Rent-A-Center’s Dismal Earnings Report
Income inequality is definitely increasing Rent-A-Center’s customer base, but it is not helping the company make any money. Instead, its latest earnings report from December 31, 2015, tells a tale of impending disaster.
The dreadful highlights include a net income of -$866.63 million, a diluted earnings per share ratio of -16.34 and a profit margin of -115%. (No, folks, I’m not making this up; its real). To make matters worse, shareholders were punished with a return on equity of -71.19%—meaning they lost 71.19¢ for every dollar they invested.
Nor was Rent-A-Center generating any real cash; it reported a free cash flow of $41.8 million, cash and short-term investments of $60.36 million and $204.14 million in cash from operations for fourth quarter 2015. Those numbers should be higher because the company reported a TTM revenue of $3.278 billion for the same period.
Rent-A-Center’s Incredibly High Dividend
The revenue growth is not translating into increased cash—very much the opposite. One place the cash is going is obvious; Rent-A-Center offered a dividend yield of 7.96%, which seems very high.
This makes the company a great deal like a mortgage real estate investment trust, or MREIT. That is, it attracts investors to a very questionable business by offering a very high dividend. The MREITs famously get people to buy into packages of questionable mortgages and low-end real estate by offering high dividends.

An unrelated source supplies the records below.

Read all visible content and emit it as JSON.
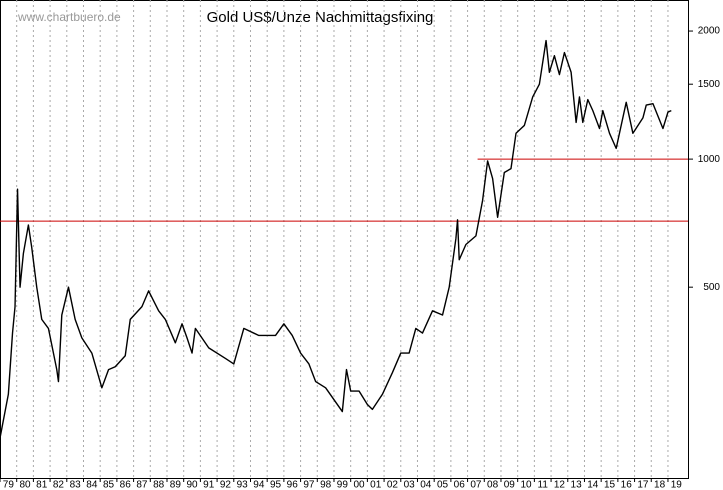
{
  "chart_data": {
    "type": "line",
    "title": "Gold US$/Unze Nachmittagsfixing",
    "watermark": "www.chartbuero.de",
    "log_scale": true,
    "grid": true,
    "xlim": [
      1979,
      2020.2
    ],
    "ylim": [
      178,
      2366
    ],
    "yticks": [
      500,
      1000,
      1500,
      2000
    ],
    "xticks": [
      {
        "value": 1979,
        "label": "79"
      },
      {
        "value": 1980,
        "label": "80"
      },
      {
        "value": 1981,
        "label": "81"
      },
      {
        "value": 1982,
        "label": "82"
      },
      {
        "value": 1983,
        "label": "83"
      },
      {
        "value": 1984,
        "label": "84"
      },
      {
        "value": 1985,
        "label": "85"
      },
      {
        "value": 1986,
        "label": "86"
      },
      {
        "value": 1987,
        "label": "87"
      },
      {
        "value": 1988,
        "label": "88"
      },
      {
        "value": 1989,
        "label": "89"
      },
      {
        "value": 1990,
        "label": "90"
      },
      {
        "value": 1991,
        "label": "91"
      },
      {
        "value": 1992,
        "label": "92"
      },
      {
        "value": 1993,
        "label": "93"
      },
      {
        "value": 1994,
        "label": "94"
      },
      {
        "value": 1995,
        "label": "95"
      },
      {
        "value": 1996,
        "label": "96"
      },
      {
        "value": 1997,
        "label": "97"
      },
      {
        "value": 1998,
        "label": "98"
      },
      {
        "value": 1999,
        "label": "99"
      },
      {
        "value": 2000,
        "label": "00"
      },
      {
        "value": 2001,
        "label": "01"
      },
      {
        "value": 2002,
        "label": "02"
      },
      {
        "value": 2003,
        "label": "03"
      },
      {
        "value": 2004,
        "label": "04"
      },
      {
        "value": 2005,
        "label": "05"
      },
      {
        "value": 2006,
        "label": "06"
      },
      {
        "value": 2007,
        "label": "07"
      },
      {
        "value": 2008,
        "label": "08"
      },
      {
        "value": 2009,
        "label": "09"
      },
      {
        "value": 2010,
        "label": "10"
      },
      {
        "value": 2011,
        "label": "11"
      },
      {
        "value": 2012,
        "label": "12"
      },
      {
        "value": 2013,
        "label": "13"
      },
      {
        "value": 2014,
        "label": "14"
      },
      {
        "value": 2015,
        "label": "15"
      },
      {
        "value": 2016,
        "label": "16"
      },
      {
        "value": 2017,
        "label": "17"
      },
      {
        "value": 2018,
        "label": "18"
      },
      {
        "value": 2019,
        "label": "19"
      }
    ],
    "reference_lines": [
      {
        "value": 715,
        "x_start": 1979,
        "color": "#cc0000"
      },
      {
        "value": 1000,
        "x_start": 2007.6,
        "color": "#cc0000"
      }
    ],
    "series": [
      {
        "color": "#000000",
        "x": [
          1979.0,
          1979.5,
          1979.75,
          1979.9,
          1980.05,
          1980.2,
          1980.4,
          1980.7,
          1980.9,
          1981.2,
          1981.5,
          1981.9,
          1982.4,
          1982.5,
          1982.7,
          1983.1,
          1983.5,
          1983.9,
          1984.5,
          1985.1,
          1985.5,
          1985.9,
          1986.5,
          1986.8,
          1987.5,
          1987.9,
          1988.5,
          1988.9,
          1989.5,
          1989.9,
          1990.2,
          1990.5,
          1990.7,
          1991.5,
          1992.5,
          1993.0,
          1993.6,
          1994.5,
          1995.5,
          1996.0,
          1996.5,
          1997.0,
          1997.5,
          1997.9,
          1998.5,
          1999.5,
          1999.75,
          2000.0,
          2000.5,
          2001.0,
          2001.3,
          2001.9,
          2002.5,
          2003.0,
          2003.5,
          2003.9,
          2004.3,
          2004.9,
          2005.5,
          2005.9,
          2006.3,
          2006.4,
          2006.5,
          2006.9,
          2007.5,
          2007.9,
          2008.2,
          2008.5,
          2008.8,
          2009.2,
          2009.6,
          2009.9,
          2010.4,
          2010.9,
          2011.3,
          2011.7,
          2011.9,
          2012.2,
          2012.5,
          2012.8,
          2013.2,
          2013.5,
          2013.7,
          2013.9,
          2014.2,
          2014.5,
          2014.9,
          2015.1,
          2015.5,
          2015.9,
          2016.5,
          2016.9,
          2017.5,
          2017.7,
          2018.1,
          2018.7,
          2019.0,
          2019.2
        ],
        "values": [
          221,
          280,
          390,
          450,
          850,
          500,
          600,
          700,
          620,
          500,
          420,
          400,
          320,
          300,
          430,
          500,
          420,
          380,
          350,
          290,
          320,
          325,
          345,
          420,
          450,
          490,
          440,
          420,
          370,
          410,
          380,
          350,
          400,
          360,
          340,
          330,
          400,
          385,
          385,
          410,
          385,
          350,
          330,
          300,
          290,
          255,
          320,
          285,
          285,
          265,
          258,
          280,
          315,
          350,
          350,
          400,
          390,
          440,
          430,
          500,
          650,
          720,
          580,
          630,
          660,
          800,
          990,
          900,
          730,
          930,
          950,
          1150,
          1200,
          1400,
          1500,
          1900,
          1600,
          1750,
          1580,
          1780,
          1600,
          1220,
          1400,
          1220,
          1380,
          1300,
          1180,
          1300,
          1150,
          1060,
          1360,
          1150,
          1250,
          1340,
          1350,
          1180,
          1290,
          1300
        ]
      }
    ]
  }
}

Rent-a Center does much the same thing except the product it is selling is rent-to-own contracts on washing machines, video game systems and easy chairs. This, of course, is a risky business because the company’s only means of forcing payment from its customers is to take back the products.
It is also a very expensive business because Rent-A-Center has to pay manufacturers and suppliers for the goods it rents out. Unlike Home Depot or Best Buy, it cannot buy appliances or electronics on consignment. There are also high operating expenses, such as paying for the trucks and crews that deliver the appliances and furniture when people order it and taking it away when the customers do not pay.

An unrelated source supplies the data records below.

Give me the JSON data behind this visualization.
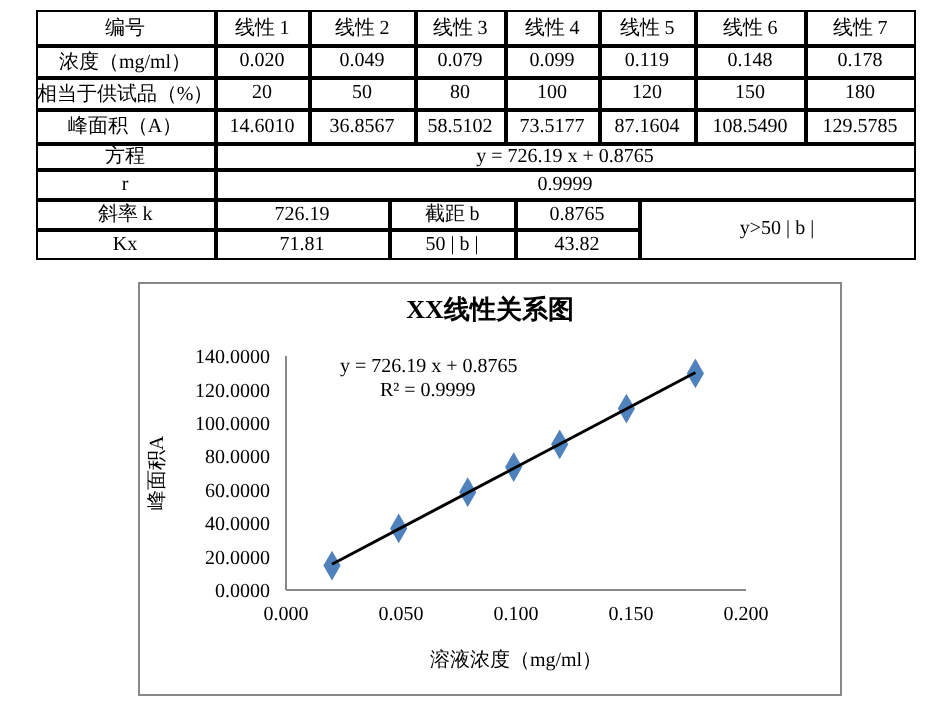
{
  "chart_data": [
    {
      "type": "other",
      "annotations": [
        "编号",
        "线性 1",
        "线性 2",
        "线性 3",
        "线性 4",
        "线性 5",
        "线性 6",
        "线性 7",
        "浓度（mg/ml）",
        "0.020",
        "0.049",
        "0.079",
        "0.099",
        "0.119",
        "0.148",
        "0.178",
        "相当于供试品（%）",
        "20",
        "50",
        "80",
        "100",
        "120",
        "150",
        "180",
        "峰面积（A）",
        "14.6010",
        "36.8567",
        "58.5102",
        "73.5177",
        "87.1604",
        "108.5490",
        "129.5785",
        "方程",
        "y = 726.19 x + 0.8765",
        "r",
        "0.9999",
        "斜率 k",
        "726.19",
        "截距 b",
        "0.8765",
        "y>50 | b |",
        "Kx",
        "71.81",
        "50 | b |",
        "43.82"
      ]
    },
    {
      "type": "scatter",
      "title": "XX线性关系图",
      "xlabel": "溶液浓度（mg/ml）",
      "ylabel": "峰面积A",
      "xlim": [
        0,
        0.2
      ],
      "xticks": [
        {
          "value": 0,
          "label": "0.000"
        },
        {
          "value": 0.05,
          "label": "0.050"
        },
        {
          "value": 0.1,
          "label": "0.100"
        },
        {
          "value": 0.15,
          "label": "0.150"
        },
        {
          "value": 0.2,
          "label": "0.200"
        }
      ],
      "ylim": [
        0,
        140
      ],
      "yticks": [
        {
          "value": 0,
          "label": "0.0000"
        },
        {
          "value": 20,
          "label": "20.0000"
        },
        {
          "value": 40,
          "label": "40.0000"
        },
        {
          "value": 60,
          "label": "60.0000"
        },
        {
          "value": 80,
          "label": "80.0000"
        },
        {
          "value": 100,
          "label": "100.0000"
        },
        {
          "value": 120,
          "label": "120.0000"
        },
        {
          "value": 140,
          "label": "140.0000"
        }
      ],
      "grid": false,
      "annotations": [
        "y = 726.19  x + 0.8765",
        "R² = 0.9999"
      ],
      "series": [
        {
          "type": "scatter",
          "color": "#4f81bd",
          "marker": "diamond",
          "x": [
            0.02,
            0.049,
            0.079,
            0.099,
            0.119,
            0.148,
            0.178
          ],
          "values": [
            14.601,
            36.8567,
            58.5102,
            73.5177,
            87.1604,
            108.549,
            129.5785
          ]
        },
        {
          "type": "line",
          "color": "#000000",
          "marker": "none",
          "x": [
            0.02,
            0.178
          ],
          "values": [
            15.4,
            130.1
          ]
        }
      ]
    }
  ]
}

Will Rent-A-Center Collapse?
Add a high dividend to that mix and you get one very unstable business model that is reminiscent of subprime mortgages: purchase goods then sell them to people with little cash and no credit on an installment plan and pay for it by borrowing money at a high interest. Oh, and to make matters worse, there are those franchises based on the same business model.
Not surprisingly, many people will wonder how close Rent-A-Center could be to collapse. That’s hard to say, but it could be closer to collapse than we might think. When economist Richard V. Reeves of the Brookings Institute examined the percentage of income possessed by different classes of Americans, he discovered that the percentage of wealth in the hands of Americans with incomes in the lowest 40% percentile has been steadily falling.
In other words, the poorest Americans with the least income—those most likely to go to Rent-A-Center—have less money with which to repay Rent-A-Center. This might explain some of its troubles; even though its customer base has expanded, those customers have less money and more trouble paying.
It is not clear if Rent-A-Center is doomed. It might be able to adjust its business model to deal with this. However, it is clear that Rent-A-Center could become the next victim of the Retail Apocalypse. Many of its stores, particularly those in states like Colorado and North Dakota, which could suffer through recession, could soon close.
Investors should stay far away from Rent-A-Center because it is such an unstable company. Rent a Center’s business model might no longer be viable, making chances of its survival questionable. Therefore, Rent-A-Center could collapse quickly in the near future.